I have also found that if I try to connect to one of the devices in the network that has appeared to have disappeared by brute force, i.e. constantly quarrying for an attribute. I can eventually establish a link to the device. Once a link is re-established the device will rebind to the concentrator and start reporting again for a period, before it evenly stopping again. I have also found that if I add a new concentrator to the network that all devices will bind and subsequently create a routing path to the new concentrator and report in, even those that have stopped reporting to the old concentrator. This proves that all the devices in the network are stable and running.
I believe the problem is caused by source routing tables not been recorded properly or routing tables not being updated correctly. I have tried experimenting with different setting in the network concentrator, i.e setting different discovery times and route cache but always get the same result.
Has anyone had the same issue and managed to resolve it?
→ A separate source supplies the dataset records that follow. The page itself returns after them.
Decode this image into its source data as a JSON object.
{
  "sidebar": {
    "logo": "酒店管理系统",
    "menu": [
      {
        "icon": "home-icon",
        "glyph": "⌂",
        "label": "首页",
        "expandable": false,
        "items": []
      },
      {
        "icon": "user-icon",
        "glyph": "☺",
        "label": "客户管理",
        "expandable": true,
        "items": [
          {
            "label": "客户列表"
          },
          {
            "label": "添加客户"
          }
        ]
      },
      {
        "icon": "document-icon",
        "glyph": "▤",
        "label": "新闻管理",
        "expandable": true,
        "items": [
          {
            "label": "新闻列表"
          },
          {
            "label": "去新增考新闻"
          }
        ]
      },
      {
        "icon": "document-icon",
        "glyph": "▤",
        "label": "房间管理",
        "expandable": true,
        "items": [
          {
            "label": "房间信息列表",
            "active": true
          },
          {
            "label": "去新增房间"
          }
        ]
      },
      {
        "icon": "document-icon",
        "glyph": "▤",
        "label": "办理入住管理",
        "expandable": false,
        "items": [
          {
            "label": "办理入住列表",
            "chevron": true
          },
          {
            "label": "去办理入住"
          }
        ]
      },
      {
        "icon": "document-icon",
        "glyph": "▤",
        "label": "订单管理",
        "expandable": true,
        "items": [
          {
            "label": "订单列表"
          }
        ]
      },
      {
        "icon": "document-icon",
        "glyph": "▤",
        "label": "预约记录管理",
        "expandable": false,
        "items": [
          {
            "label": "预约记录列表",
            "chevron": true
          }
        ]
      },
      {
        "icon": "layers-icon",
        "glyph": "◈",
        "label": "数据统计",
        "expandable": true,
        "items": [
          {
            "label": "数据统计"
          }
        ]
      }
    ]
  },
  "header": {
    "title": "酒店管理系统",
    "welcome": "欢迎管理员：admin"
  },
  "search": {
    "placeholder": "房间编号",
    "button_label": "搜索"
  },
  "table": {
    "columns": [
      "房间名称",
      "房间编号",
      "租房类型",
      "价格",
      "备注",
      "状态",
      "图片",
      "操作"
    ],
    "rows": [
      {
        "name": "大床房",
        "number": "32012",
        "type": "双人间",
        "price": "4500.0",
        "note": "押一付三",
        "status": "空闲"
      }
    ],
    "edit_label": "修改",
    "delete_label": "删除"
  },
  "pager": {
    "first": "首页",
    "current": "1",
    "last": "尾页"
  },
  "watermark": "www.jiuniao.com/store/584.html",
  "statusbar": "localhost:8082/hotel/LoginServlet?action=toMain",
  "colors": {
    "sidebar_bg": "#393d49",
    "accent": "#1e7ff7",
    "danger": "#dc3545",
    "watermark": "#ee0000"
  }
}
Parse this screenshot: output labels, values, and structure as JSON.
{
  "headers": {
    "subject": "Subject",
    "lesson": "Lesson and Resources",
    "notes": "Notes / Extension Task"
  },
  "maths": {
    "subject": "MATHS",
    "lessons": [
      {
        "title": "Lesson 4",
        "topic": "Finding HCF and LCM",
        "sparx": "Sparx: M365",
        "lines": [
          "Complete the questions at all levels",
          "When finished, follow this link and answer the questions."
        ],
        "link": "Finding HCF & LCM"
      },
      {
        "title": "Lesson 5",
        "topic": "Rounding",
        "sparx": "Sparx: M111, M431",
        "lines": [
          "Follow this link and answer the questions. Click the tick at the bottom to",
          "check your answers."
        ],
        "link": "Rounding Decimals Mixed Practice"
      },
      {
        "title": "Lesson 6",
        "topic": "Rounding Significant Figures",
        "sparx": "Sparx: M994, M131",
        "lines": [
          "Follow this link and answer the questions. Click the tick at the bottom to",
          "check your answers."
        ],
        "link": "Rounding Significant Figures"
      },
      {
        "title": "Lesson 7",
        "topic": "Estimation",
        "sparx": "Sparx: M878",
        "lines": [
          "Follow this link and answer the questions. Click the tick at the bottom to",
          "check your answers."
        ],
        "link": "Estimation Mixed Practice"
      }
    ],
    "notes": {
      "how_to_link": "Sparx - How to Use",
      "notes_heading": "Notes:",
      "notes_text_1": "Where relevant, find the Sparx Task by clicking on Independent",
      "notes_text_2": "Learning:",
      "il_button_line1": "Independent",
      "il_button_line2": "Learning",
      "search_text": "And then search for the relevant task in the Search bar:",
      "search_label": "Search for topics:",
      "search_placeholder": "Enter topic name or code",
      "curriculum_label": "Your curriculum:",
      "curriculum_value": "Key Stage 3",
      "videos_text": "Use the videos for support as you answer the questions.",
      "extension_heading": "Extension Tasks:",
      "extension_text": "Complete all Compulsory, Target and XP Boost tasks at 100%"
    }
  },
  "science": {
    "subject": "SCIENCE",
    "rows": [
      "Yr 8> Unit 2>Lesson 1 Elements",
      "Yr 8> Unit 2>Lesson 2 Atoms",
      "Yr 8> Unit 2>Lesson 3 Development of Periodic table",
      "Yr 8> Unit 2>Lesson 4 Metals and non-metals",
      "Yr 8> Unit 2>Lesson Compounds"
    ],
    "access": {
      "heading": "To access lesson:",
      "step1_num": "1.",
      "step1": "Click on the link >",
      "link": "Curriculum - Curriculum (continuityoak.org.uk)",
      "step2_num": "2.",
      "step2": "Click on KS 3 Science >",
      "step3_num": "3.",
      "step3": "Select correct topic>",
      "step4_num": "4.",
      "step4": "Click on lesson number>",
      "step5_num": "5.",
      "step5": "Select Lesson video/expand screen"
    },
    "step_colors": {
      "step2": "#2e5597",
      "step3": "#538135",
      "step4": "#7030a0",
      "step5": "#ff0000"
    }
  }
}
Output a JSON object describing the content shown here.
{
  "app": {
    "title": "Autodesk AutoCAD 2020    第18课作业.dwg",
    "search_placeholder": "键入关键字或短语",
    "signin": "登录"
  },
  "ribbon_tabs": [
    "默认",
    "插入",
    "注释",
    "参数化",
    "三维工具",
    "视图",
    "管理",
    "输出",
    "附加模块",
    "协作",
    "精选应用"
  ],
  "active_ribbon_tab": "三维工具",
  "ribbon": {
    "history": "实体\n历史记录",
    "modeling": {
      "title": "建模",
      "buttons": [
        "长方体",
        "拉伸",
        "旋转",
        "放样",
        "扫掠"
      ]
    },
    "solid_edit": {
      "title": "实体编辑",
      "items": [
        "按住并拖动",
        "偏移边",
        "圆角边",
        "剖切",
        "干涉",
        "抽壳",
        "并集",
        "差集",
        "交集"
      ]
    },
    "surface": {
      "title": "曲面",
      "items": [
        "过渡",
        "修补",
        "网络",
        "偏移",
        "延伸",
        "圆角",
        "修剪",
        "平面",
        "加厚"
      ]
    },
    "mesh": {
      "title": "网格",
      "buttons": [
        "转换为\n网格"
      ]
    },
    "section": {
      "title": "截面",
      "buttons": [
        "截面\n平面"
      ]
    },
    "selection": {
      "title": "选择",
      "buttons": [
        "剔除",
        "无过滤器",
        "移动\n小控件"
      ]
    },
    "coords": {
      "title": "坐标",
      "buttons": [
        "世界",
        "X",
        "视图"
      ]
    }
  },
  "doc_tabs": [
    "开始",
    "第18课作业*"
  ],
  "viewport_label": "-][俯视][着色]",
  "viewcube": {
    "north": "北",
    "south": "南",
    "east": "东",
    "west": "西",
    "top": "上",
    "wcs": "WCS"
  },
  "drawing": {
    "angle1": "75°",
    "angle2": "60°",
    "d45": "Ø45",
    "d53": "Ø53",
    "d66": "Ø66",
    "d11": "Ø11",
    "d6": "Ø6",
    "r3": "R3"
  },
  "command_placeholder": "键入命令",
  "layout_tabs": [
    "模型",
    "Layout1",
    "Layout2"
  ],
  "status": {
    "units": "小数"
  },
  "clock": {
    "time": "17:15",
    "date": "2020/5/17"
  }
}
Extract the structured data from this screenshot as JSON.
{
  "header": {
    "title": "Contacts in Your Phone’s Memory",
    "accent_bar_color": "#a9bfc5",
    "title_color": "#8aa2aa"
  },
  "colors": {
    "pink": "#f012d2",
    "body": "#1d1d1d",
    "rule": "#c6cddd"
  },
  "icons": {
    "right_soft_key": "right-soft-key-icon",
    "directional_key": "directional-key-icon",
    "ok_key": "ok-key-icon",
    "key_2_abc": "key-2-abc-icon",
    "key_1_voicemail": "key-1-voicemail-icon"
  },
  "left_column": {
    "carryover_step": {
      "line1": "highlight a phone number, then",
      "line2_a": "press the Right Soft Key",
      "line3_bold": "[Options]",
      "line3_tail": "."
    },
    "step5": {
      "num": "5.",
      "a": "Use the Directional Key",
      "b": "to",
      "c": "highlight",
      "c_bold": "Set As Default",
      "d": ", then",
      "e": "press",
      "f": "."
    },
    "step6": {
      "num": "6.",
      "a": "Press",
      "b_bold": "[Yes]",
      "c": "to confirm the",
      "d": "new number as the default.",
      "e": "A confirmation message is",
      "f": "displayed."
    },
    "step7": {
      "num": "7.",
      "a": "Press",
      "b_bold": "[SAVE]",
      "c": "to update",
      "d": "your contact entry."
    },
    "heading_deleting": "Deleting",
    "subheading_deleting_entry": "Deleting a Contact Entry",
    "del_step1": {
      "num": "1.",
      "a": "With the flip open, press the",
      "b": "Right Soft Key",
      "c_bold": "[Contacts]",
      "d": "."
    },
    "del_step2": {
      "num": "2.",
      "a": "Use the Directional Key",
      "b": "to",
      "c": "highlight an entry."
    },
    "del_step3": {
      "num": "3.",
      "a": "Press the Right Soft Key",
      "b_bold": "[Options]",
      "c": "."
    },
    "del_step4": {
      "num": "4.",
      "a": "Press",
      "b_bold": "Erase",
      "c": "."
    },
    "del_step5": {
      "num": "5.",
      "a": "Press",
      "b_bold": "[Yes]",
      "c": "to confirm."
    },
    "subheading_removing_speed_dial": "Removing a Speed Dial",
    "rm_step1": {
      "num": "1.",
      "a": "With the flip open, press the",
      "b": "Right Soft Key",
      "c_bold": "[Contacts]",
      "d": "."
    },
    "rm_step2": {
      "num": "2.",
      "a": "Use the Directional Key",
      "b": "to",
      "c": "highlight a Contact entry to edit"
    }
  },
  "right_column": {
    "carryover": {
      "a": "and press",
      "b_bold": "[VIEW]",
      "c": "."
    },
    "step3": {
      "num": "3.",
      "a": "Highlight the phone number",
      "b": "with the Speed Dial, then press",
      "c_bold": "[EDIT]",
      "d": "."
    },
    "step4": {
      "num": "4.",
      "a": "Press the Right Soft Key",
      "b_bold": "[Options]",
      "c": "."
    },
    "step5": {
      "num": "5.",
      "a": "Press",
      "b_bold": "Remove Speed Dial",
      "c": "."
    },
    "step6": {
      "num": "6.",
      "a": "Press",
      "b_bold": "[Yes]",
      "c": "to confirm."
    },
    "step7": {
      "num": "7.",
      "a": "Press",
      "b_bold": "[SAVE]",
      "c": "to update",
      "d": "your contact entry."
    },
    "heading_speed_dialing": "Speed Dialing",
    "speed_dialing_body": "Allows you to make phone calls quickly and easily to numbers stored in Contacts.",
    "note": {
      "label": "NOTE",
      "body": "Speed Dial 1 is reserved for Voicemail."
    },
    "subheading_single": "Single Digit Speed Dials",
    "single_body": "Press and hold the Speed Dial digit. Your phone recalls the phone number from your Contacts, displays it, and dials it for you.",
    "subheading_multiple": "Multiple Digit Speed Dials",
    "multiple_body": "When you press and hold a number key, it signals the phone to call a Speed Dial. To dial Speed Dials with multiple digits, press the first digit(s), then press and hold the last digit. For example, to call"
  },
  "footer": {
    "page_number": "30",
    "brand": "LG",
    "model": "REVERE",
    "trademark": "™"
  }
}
----------------------------------------------------------------------------------------------------------------------------------------
My test network:
I have a real world network setup with 14 routers spread across a campus made up of 5 building with open spaces and trees in between the buildings. My network is broken down as: 6 Router within the same room as the concentrator(my Office), one hop from the concentrator,
3 Router set at two hops,
2 Routers set at three hops,
3 Routers set at four hops,
Hardware:
Customer boards with CC2530 + CC2591 into an F antenna
Running Zstack 2.5.0, I think I have also observed this behaviour with Zstack 2.3.1
MAC Settings:
MAC_CFG_TX_DATA_MAX 3
MAC_CFG_TX_MAX 5
MAC_CFG_RX_MAX 5
Network settings:
ROUTE_EXPIRY_TIME=0
APSC_ACK_WAIT_DURATION_POLLED=3000
NWK_INDIRECT_MSG_TIMEOUT=30
MAX_RTG_SRC_ENTRIES =12
SRC_RTG_EXPIRY_TIME =10
MAX_RREQ_ENTRIES=8
APSC_MAX_FRAME_RETRIES=3
MAX_POLL_FAILURE_RETRIES=2
MAX_BCAST=9
Concentrator settings I have tried:
CONCENTRATOR_ENABLE true
CONCENTRATOR_DISCOVERY_TIME 0, 15 and 60
CONCENTRATOR_ROUTE_CACHE false and true (not sure if CC2530 can support router cache )
Dear ALL
We too are facing the same problem as above. Please share if anybody got any work around or solution.
Hoping for some support.
Thanks in Advance
Adarsh